Baptiste Morizot : « L’humain peut jouer un rôle de diplomate auprès des autres êtres vivants »

Le philosophe Baptiste Morizot, qui mène des enquêtes de terrain sur les loups et les grizzlis, plaide pour de nouvelles « alliances » entre les hommes et les animaux.

Baptiste Morizot, philosophe et maître de conférences à l’université d’Aix-Marseille, s’intéresse à la relation des êtres humains avec les autres êtres vivants, en particulier les animaux.
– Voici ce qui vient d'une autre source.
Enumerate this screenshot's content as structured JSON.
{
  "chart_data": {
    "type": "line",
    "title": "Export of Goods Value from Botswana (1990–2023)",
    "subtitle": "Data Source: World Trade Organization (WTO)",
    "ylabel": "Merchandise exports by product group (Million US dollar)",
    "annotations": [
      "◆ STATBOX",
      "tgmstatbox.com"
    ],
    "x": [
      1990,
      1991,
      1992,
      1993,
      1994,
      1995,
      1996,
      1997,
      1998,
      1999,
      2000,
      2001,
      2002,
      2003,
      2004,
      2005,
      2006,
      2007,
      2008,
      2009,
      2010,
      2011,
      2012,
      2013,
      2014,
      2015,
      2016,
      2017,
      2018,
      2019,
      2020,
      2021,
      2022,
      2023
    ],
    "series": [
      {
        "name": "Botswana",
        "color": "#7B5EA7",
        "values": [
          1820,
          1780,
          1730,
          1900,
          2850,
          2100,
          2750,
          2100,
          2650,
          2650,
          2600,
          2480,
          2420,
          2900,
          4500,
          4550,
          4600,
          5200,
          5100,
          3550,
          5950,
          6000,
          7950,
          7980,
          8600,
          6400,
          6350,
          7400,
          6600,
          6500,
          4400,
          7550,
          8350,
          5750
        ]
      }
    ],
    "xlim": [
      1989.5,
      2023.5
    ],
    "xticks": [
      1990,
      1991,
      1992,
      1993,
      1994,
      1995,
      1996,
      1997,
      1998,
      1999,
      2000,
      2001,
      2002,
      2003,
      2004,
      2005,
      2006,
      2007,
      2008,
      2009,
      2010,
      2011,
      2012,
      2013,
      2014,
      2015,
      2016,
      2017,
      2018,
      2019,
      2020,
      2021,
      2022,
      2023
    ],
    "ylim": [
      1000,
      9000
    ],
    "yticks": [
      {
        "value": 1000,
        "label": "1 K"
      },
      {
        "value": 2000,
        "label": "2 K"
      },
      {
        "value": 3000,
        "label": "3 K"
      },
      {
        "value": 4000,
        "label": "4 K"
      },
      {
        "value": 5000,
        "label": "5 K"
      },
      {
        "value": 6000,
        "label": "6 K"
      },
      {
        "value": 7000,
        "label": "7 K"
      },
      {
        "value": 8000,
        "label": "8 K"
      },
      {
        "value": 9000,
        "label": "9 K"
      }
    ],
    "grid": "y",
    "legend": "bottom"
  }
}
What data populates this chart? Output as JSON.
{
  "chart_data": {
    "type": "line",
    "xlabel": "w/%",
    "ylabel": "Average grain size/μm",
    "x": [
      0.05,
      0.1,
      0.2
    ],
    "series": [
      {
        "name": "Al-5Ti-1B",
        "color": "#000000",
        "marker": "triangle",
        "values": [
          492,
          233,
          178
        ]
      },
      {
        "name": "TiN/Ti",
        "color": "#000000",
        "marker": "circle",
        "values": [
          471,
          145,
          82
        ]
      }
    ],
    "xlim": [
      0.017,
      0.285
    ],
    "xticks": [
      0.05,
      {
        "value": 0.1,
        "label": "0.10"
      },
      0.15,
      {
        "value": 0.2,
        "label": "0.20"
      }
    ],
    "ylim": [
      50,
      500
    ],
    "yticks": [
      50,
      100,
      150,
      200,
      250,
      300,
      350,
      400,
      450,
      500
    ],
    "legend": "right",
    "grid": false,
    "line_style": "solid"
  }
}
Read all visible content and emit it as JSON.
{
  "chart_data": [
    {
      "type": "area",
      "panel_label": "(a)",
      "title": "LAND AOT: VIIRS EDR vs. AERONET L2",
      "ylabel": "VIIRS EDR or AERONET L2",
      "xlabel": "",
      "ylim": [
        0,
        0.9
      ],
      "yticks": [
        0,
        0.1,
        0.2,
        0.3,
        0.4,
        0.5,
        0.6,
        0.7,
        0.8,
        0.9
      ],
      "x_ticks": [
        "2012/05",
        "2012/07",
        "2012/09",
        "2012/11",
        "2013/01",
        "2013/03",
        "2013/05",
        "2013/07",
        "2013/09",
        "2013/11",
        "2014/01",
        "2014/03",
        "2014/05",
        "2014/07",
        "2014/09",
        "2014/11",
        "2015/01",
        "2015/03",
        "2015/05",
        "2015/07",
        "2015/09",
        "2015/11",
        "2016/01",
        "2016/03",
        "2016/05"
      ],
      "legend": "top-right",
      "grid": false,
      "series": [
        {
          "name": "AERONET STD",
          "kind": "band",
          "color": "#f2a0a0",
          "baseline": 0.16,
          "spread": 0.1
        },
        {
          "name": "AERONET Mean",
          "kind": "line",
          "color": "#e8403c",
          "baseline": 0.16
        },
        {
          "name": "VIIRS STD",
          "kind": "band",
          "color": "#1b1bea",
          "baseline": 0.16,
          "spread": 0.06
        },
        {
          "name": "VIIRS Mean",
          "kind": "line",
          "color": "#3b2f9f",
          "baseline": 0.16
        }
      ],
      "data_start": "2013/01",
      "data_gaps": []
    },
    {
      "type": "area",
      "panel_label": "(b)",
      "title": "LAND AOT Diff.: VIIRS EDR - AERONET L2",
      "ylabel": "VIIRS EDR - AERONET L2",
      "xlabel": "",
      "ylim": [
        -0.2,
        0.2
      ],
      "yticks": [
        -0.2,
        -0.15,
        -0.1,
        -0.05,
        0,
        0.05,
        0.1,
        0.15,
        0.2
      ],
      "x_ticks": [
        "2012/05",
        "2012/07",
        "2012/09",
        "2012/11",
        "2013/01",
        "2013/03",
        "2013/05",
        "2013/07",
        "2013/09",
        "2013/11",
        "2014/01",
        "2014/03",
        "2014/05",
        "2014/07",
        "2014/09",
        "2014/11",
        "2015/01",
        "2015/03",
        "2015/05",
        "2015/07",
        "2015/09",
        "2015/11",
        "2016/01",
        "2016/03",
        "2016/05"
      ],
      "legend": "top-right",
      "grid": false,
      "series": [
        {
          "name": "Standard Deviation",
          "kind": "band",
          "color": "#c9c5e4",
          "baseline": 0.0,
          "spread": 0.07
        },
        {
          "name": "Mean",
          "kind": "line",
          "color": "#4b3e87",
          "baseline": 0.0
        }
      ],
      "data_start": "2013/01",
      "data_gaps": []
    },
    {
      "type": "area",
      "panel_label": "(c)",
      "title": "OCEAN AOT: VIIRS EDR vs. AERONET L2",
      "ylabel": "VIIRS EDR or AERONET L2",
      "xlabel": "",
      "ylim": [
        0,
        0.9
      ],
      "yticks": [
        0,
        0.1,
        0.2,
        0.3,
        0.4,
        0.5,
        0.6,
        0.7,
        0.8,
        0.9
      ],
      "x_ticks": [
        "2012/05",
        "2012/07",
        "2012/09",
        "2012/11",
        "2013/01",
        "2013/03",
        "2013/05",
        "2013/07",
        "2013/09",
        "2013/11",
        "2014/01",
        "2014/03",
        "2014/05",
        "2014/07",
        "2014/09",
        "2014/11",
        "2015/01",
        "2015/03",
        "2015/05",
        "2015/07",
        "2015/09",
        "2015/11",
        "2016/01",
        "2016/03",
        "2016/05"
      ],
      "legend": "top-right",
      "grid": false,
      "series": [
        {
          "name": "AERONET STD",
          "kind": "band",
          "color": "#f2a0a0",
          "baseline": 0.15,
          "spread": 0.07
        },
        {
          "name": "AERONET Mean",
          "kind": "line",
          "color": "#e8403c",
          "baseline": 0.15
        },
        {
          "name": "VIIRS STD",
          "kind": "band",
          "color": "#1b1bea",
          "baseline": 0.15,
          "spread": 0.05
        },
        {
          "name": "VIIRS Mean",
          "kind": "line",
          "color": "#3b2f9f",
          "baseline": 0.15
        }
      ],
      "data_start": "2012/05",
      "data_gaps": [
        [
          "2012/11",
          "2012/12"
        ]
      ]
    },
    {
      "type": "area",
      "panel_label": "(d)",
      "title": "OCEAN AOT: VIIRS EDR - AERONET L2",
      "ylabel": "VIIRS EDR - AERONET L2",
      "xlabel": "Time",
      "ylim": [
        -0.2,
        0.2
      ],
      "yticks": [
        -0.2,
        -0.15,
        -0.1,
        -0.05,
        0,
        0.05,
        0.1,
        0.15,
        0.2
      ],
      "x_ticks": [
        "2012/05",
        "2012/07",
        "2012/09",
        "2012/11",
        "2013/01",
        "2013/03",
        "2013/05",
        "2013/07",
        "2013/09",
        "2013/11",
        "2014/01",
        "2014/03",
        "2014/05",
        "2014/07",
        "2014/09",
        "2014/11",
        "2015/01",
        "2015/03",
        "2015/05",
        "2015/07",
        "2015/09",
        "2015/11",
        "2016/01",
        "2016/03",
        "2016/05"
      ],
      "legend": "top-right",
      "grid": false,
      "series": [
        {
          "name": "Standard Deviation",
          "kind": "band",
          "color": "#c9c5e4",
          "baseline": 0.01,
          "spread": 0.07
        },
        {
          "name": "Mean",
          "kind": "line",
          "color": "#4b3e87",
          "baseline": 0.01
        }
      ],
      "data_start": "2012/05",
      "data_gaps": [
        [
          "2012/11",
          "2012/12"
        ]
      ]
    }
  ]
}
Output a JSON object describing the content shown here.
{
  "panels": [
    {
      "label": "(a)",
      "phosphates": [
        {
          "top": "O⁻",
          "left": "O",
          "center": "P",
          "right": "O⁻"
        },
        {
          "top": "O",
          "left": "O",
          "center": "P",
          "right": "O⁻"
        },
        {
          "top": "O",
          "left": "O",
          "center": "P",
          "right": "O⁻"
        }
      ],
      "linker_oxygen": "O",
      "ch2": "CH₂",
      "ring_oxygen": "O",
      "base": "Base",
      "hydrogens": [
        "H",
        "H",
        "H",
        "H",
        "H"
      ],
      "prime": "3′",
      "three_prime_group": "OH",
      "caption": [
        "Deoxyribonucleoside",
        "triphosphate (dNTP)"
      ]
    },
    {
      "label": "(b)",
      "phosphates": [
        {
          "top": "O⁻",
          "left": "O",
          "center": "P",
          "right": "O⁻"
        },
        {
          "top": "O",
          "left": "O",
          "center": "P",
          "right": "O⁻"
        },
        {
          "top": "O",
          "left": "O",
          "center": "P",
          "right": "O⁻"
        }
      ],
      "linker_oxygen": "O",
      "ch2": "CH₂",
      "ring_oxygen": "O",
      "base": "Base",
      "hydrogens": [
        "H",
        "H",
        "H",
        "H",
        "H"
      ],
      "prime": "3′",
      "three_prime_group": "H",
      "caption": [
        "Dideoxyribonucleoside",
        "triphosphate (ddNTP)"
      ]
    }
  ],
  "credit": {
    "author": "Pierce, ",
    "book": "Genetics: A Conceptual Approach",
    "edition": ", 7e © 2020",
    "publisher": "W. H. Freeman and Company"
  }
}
Il appuie sa réflexion sur des enquêtes de terrain nourries par du « pistage », qu’il s’agisse des loups en France, du grizzly dans le parc national de Yellowstone (Wyoming, Montana, Idaho) ou des vers du lombricomposteur. Dans Les Diplomates. Cohabiter avec les loups sur une autre carte du vivant (Wildproject, 2016), il propose des pistes pour pacifier la relation entre l’humain et le loup. Dans Sur la piste animale (Actes Sud, 208 p., 20 euros), il mêle au récit de ses expériences de pistage une réflexion philosophique sur la modernité.

Pourquoi la question de notre rapport à l’animal intéresse-t-elle le philosophe que vous êtes ?

J’ai été formé par les arts et la littérature et je me suis ensuite orienté vers la philosophie de la biologie. J’ai très vite eu le sentiment que la « Nature », telle qu’elle était définie dans les sciences modernes, n’avait pas la richesse de signification que l’on peut trouver sous la plume d’écrivains néanmoins très férus de savoirs scientifiques, tels Aldo Leopold [au début du XXe siècle]ou Richard Powers aujourd’hui. Les sciences modernes ont véhiculé l’idée d’une nature homogène, régie par des lois mathématiques froides et abstraites, ce qui ne rend pas compte de la richesse du monde vivant, de l’intelligence qui l’habite, et de ses myriades de communications.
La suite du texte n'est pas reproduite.